Each of these worlds also feature an alignment system — World Tendency, which dynamically adjusts the difficulty based on your in-game actions. Fighting off invading players and killing demons brings your tendency towards White World Tendency, which makes your enemies just a little weaker, giving you more of a fighting chance. The inverse is true for Black World Tendency; kill innocent NPCs, for example, and the game becomes substantially harder, however you’ll be rewarded with more souls for your struggles.
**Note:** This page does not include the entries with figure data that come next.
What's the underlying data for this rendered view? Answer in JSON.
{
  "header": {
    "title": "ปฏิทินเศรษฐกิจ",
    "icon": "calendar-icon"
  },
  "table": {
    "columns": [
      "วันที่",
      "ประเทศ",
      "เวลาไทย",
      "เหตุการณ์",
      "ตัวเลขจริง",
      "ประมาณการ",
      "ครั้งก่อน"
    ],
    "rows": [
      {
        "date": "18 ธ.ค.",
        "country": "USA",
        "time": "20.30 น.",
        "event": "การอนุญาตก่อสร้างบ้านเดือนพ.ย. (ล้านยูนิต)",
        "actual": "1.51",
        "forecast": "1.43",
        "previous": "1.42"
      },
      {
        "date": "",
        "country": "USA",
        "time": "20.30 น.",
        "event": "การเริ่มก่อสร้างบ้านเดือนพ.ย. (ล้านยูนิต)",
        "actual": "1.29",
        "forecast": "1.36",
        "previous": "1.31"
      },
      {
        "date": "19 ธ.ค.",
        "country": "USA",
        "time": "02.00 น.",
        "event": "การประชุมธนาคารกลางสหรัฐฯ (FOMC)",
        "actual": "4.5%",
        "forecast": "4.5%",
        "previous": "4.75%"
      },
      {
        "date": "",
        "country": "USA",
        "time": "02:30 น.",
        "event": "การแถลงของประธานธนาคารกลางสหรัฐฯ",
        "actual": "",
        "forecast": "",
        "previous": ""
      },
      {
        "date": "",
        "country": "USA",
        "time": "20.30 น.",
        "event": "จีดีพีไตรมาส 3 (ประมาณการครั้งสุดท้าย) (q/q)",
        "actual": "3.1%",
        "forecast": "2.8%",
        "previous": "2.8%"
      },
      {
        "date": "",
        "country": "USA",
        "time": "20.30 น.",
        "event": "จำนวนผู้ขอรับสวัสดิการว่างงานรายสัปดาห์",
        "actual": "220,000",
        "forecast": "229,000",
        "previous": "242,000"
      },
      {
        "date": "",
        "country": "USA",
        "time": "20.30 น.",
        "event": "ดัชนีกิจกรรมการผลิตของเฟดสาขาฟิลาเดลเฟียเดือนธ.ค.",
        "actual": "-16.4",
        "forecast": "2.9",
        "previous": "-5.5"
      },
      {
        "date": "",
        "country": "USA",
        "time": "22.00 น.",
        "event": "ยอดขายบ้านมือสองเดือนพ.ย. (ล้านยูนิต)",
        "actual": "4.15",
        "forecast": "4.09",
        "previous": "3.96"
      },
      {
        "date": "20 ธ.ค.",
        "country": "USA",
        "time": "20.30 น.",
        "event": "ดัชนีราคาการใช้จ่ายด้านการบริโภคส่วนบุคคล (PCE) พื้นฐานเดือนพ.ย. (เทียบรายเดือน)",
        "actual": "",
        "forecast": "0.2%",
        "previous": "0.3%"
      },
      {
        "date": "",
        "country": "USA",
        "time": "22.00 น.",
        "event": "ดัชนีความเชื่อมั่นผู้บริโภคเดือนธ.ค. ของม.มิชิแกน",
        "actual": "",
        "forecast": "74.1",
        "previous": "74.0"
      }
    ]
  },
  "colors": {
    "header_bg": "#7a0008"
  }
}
The World Tendency system seems like a fine way for players to further tailor their experience, but it’s also one of Demon’s Souls’ shortcomings. The game never explains this system in a concise, digestible manner, rather imploring you to figure it out as you go. But the game rarely gives you enough explicit feedback to help you understand what this system is or how it works; my full understanding of it only developed after reading a guide for the original game that had a breakdown of it.
Furthermore, for as much choice as Demon’s Souls offers, it fails to offer what could be considered the simplest one — an easy mode. As someone who enjoys the challenge of these games, I, personally didn’t mind this too much, but based on the discourse surrounding last year’s Sekiro: Shadows Die Twice, it’s evident that Souls games alienate those who might otherwise be enamored by the games’ aesthetics or world, but either don’t want to, or in many cases literally can’t, deal with the challenge presented. As one of the headlining games at the front of a new console generation, it’s a shame that Demon’s Souls doesn’t seem interested in inviting all gamers to its next-gen welcome party.
What Makes It Worth My Time And Money?
Demon’s Souls is a game designed for multiple playthroughs. Immediately after you finish your first playthrough, you start right back at the beginning; this time around, every enemy is stronger, and every item, equipment piece, and soul you’ve gathered throughout your journey stays with you. In New Game+, you can keep building your character to your heart’s content, and as someone who felt a bond with the character I created, akin to how one might feel when it comes to their own Dungeons & Dragons characters, I’m looking forward to seeing the different ways in which I can continue developing my character.
If that’s not enough for you, or if you’re a Souls veteran who knows the original title like the back of your hand, then there’s always the new Fractured Mode. By making a large offering of souls, the entire game flips horizontally. I grew to know each level fairly well by the end of my first playthrough, but upon enabling Fractured Mode, I found myself completely thrown off, as I had to relearn each level’s layout all over again. It’s a seemingly small change, but it goes a long way towards adding replayability to this title.
As shocking as it is, Sony chose to put a Souls game out front and center at the dawn of the PlayStation 5, and I’d say their wager mostly paid off. This game does so much right, but when it stumbles, it falls hard. Its disregard for accessibility feels dated and opens up the door for all sorts of gatekeeping at the start of a new console generation, which is terribly unfortunate. Even so, it’s hard to deny how pitch perfect an experience this is. The emphasis on player choice and progressing on your own terms make every playthrough feel unique and tailored to your preferences. The changes made indicate that Bluepoint Games wasn’t merely interested in recreating, but rather rebuilding Demon’s Souls. Souls fans are sure to love it, and if you’re a newcomer, depending on your difficulty preference, you might too; just don’t be afraid to have a guide nearby before taking off across Boletaria.